How We Stay Motivated, in a Deterministic World

"We are nothing more than the sum of our biological luck, over which we had no control, and its interactions with the sum of our environmental luck, which we also had no control over." Robert Sapolsky, American Neuroscientist, Stanford professor.

Mind you we have a basic understanding compared to doctorates.

We don't have free will.

This is a good thing. Because we can quarantine instead of punishing. Humane. There are certain genes and nurture that make people who they are.

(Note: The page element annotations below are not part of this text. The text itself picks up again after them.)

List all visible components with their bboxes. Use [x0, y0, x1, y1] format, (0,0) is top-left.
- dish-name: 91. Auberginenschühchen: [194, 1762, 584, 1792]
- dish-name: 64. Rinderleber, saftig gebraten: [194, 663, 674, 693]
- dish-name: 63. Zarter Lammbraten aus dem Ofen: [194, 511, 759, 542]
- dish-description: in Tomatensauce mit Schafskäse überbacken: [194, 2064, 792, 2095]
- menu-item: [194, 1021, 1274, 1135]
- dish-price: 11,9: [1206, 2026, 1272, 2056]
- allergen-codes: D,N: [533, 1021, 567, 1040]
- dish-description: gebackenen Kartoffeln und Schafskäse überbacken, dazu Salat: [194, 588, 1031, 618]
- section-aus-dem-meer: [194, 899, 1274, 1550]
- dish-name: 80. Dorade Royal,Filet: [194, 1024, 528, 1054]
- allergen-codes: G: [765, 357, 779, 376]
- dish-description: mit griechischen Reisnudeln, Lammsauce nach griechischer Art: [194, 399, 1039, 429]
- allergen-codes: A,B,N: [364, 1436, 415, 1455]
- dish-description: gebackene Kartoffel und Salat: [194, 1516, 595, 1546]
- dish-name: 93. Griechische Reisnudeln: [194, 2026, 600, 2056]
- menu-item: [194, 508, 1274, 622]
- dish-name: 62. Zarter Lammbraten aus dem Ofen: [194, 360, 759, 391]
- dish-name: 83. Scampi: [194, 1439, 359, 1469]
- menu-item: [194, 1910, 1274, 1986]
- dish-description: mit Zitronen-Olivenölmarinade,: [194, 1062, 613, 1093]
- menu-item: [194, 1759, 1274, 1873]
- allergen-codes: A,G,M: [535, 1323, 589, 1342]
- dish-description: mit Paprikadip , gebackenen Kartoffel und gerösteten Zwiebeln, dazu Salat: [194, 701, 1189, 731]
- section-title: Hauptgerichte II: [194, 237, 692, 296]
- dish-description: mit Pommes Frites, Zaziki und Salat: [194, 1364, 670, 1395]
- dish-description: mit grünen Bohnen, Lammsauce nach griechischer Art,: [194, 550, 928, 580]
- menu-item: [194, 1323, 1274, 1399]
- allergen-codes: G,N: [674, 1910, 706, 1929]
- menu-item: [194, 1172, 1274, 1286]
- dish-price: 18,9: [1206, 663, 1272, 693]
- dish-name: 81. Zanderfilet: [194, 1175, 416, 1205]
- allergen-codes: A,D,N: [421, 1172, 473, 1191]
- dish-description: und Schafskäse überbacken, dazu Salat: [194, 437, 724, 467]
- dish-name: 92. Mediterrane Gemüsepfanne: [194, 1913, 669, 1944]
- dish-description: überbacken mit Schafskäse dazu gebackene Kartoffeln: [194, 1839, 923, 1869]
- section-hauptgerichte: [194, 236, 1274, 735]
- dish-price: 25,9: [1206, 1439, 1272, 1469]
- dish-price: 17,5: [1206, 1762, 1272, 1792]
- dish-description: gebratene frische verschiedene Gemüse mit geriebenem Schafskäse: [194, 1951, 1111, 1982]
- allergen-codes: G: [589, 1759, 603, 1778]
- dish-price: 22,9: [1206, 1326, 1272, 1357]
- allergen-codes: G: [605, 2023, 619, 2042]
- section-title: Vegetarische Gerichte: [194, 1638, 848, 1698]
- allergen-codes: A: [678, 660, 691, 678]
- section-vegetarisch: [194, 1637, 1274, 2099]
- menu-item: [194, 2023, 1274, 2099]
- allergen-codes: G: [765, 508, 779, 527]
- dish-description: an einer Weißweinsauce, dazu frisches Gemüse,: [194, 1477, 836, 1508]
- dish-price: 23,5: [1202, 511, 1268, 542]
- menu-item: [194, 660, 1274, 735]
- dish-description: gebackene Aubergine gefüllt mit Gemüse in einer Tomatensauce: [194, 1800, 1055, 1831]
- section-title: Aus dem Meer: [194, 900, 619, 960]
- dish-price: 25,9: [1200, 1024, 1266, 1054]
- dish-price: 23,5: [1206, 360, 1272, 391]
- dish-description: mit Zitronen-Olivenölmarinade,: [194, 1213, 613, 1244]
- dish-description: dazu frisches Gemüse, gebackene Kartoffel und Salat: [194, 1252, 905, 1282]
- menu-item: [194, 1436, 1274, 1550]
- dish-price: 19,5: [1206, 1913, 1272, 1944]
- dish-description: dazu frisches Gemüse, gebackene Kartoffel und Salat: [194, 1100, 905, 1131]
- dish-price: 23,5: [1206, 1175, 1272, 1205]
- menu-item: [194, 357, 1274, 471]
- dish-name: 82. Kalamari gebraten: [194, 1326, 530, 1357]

If we were sent back 400 years ago we would have that moral intuition that its the fault of a toothless old lady at the edge of a hamlet for lightning, burn the witch. Or 50 years ago, blaming kids who cant read for being unintelligent. The talented are lucky, their skills exist. I'm lucky my mother broke the cycle of poverty.   This is fine because our motivations still exist. We only do things because we're forced or want to. We want to eat, to give a better life to others, to have a flourishing life. Meditating on a meta level in bed about whether we should get up doesn't change that your motivations are still the same as yesterday when you believed in free will.  

Common counter: Quantum randomness, has to scale up 23 orders of magnitude to have an effect on the brain. Even if so, not free will.

When looking at determinism from an interpersonal lens, it makes sense. Criminals shouldn't be blamed, it's akin to blaming an earthquake.

But intrapersonal, I struggle. Robert jokingly said that he could only act that way 3 minutes/month. If someone says "Oh, I can't change I’m just a product of circumstances," you still ought to consciously try; just because its determined you still have to put in effort.

  • Potentially if we could predict how we'll 'turn out' and 'what we'll do', we can still change ourselves with this new information.